For the ALA Annual 2015 closing session, legendary leader of the The Band Robbie Robertson and Caldecott Honor-winning illustrator David Shannon discussed their collaboration on Hiawatha and the Peacemaker, a new children’s book with Shannon’s oil paintings and CD of original music by Robertson. ALA President Sari Feldman hosted the discussion.
Robertson recalled hearing the story of Hiawatha and his spiritual guide, the Peacemaker, when he was 9 years old on the Six Nations Indian Reserve in Ontario, Canada, where his mother was born and raised. Hiawatha was a strong and articulate Mohawk chosen to translate the Peacemaker’s message of unity for the five warring Iroquois nations during the 14th century. This message not only united the tribes but also forever changed how the Iroquois governed themselves—a blueprint for democracy that would later inspire the authors of the US Constitution.

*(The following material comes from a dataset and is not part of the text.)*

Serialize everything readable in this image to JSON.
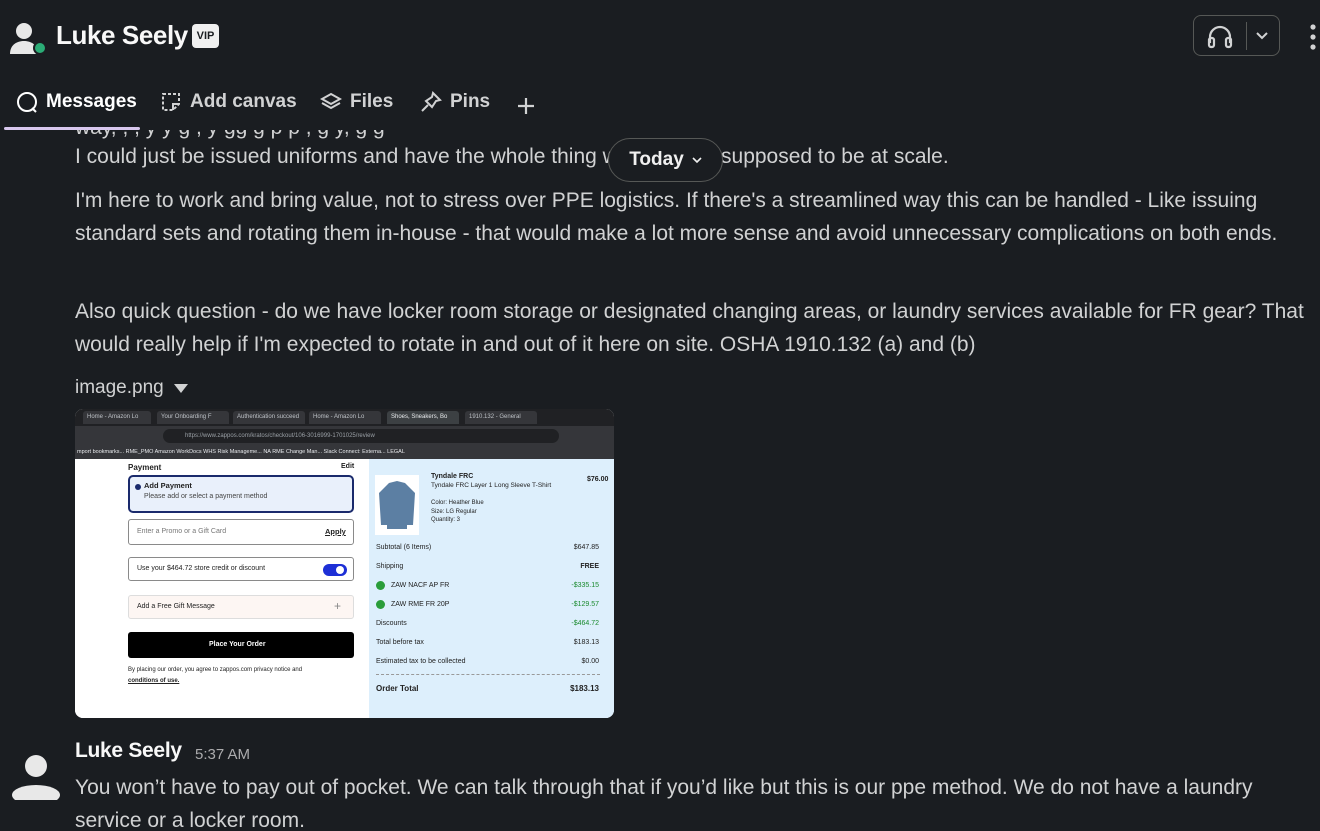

The story has stayed with him and he has never been able to shake it. He told his mother, “When I grow up, I want to tell stories like that. She said, ‘Oh I’m sure you will,’ like a good mom.”
When Feldman asked him about storytelling and music as a form of activism, Robertson, who is of Mohawk and Cayuga descent, and said he spent years looking for a way to celebrate this part of his culture. “But I wasn’t comfortable with ‘let’s do the Indian thing now.’ It felt too random for me.” In 1994, he was invited by a group of Native American filmmakers to write the soundtrack for the documentary they were creating, and that project became the entry he needed.
When he had a rough idea of how he was finally going to tell this story, his son told him to pick this over all the other projects he had going on. His son did all the research and even secured the blessing of Six Nations Chief Roberta Jamieson. Once Robertson had the outline of the story, he was bold enough to ask his editor, “Who’s the best illustrator in the world?” His editor suggested David Shannon but warned he may not be able to get the busy artist.
“I thought maybe if I could meet him. I saw cover of The Rough-Face Girl, and it tore my heart out. I played him the song I wrote about Hiawatha and the Peacemaker, and he was a goner,” Robertson said. “Working with David and putting together the story was one of the most glorious experiences of my life.”
Shannon praised the storytelling of The Band. “I was very fortunate to be ‘the best illustrator in the world’” so he could work with Robertson. Usually an author and illustrator work separately through the editor, but he wanted to work personally with Robertson on this project.
Feldman asked them about their own experiences with libraries. Robertson said when he was growing up, there were two sides to libraries—he was in awe of them as repositories of all knowledge, but they were places the cool kids just didn’t go. Once he was on the road as a professional musician, however, he tried to make up for gaps in his education by reading a lot. When writing “The Night They Drove Old Dixie Down,” he wanted to put a new spin on the story, so he went to a library to do research. “Here I was doing rock and roll, and I had to go to the library to get what I needed.”
Robertson and Shannon pointed out that their story of Hiawatha bears little resemblance to Longfellow’s famous but historically inaccurate poem. When Feldman asked how librarians could balance cultural sensitivity and accuracy without limiting access to historical literature, Robertson said he believes it’s possible to still appreciate Longfellow the storyteller.
Shannon concurred: “There’s truth in fiction and there’s truth in history, and they don’t always coincide. Learning where you’re wrong is as important as learning where you’re right.”